Many of us know what this annual ordeal looks like. Along with City Hall, my personal pet peeve is the fire safety clearance, which many local firefighters have turned into a painful joke. You can only buy or refill your fire extinguisher from their local “accredited” supplier, and in many places there is only one – a sanctioned monopoly with a captive market (in complete violation of the law Philippine on the competition, I must add). Then you find out that even if it was never used, their fire extinguisher would have lost its charge within a year (I’ve read that they’re supposed to be good for up to six). Fire safety? Sounds more like false security to me.
Next, it must be proven to the DOLE that the employees’ 13th month salary has been paid. But what has taken over is BIR’s annual ritual of recording the company’s books. Our office assistant had to wait in line for the submission because our regular accountant had contracted COVID-19. And when we asked the BIR if we could get an extension because of it, they said we had to write a formal letter, have it notarized, and submit it with a company secretary certificate (oh, don’t like- we don’t all do the paperwork!). Otherwise, we would have to pay the heavy fine. So we sent our assistant to the BIR office early, where she put number 50 in the queue, but since only 20 are allowed in at a time, she ended up waiting in the sun all morning. She finally got her turn later in the day, practically a lost day of work. (We later learned that the same office had closed for a few days due to a confirmed case of COVID-19 in staff.)

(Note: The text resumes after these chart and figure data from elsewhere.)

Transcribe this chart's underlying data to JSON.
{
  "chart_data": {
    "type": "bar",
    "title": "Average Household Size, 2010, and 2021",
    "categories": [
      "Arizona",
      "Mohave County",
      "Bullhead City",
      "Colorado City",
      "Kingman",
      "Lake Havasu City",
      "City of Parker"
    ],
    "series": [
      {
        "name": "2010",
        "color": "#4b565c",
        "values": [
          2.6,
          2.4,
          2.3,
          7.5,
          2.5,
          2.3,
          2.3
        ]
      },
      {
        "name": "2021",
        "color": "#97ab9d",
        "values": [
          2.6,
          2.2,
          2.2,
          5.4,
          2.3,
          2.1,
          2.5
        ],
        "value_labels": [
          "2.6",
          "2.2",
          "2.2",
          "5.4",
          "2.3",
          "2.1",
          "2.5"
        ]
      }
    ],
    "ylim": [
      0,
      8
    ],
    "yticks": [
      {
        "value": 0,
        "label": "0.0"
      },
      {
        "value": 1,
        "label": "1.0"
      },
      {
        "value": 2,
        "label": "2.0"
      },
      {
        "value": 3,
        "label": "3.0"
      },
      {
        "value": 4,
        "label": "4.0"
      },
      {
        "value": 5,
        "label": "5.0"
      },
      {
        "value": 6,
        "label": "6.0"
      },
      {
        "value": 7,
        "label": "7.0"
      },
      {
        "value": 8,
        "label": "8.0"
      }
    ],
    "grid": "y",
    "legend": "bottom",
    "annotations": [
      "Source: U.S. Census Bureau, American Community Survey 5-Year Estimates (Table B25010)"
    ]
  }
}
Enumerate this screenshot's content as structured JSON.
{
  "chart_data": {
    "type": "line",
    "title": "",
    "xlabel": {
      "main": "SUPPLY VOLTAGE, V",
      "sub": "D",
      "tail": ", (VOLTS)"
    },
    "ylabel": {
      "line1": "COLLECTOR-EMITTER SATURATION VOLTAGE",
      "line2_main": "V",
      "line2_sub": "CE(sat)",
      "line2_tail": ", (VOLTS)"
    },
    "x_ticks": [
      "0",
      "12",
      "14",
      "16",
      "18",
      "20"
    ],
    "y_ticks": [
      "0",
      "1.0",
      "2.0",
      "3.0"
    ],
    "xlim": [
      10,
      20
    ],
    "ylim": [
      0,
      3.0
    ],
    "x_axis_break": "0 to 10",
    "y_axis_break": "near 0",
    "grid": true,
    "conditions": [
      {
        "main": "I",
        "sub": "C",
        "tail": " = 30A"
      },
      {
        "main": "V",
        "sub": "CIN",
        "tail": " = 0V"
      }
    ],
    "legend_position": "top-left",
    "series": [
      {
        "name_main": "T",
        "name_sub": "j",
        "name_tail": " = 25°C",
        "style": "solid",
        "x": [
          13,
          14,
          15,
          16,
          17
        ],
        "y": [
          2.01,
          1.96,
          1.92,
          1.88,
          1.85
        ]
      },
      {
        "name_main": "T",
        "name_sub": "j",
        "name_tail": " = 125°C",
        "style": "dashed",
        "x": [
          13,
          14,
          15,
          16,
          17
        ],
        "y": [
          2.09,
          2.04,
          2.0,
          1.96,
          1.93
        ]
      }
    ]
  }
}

There are many more such stories to tell, and readers have sent me countless similar stories in the past. If our economy had lagged behind our peer neighbors for many years (we now have the lowest average income among our ASEAN-5 peers), the clue lies in my friend’s question: why does our government seem determined to make things difficult for struggling small businesses? contractors?
It’s time for government to stop being a burden and instead help businesses like itss create jobs, improve lives and boost the economy.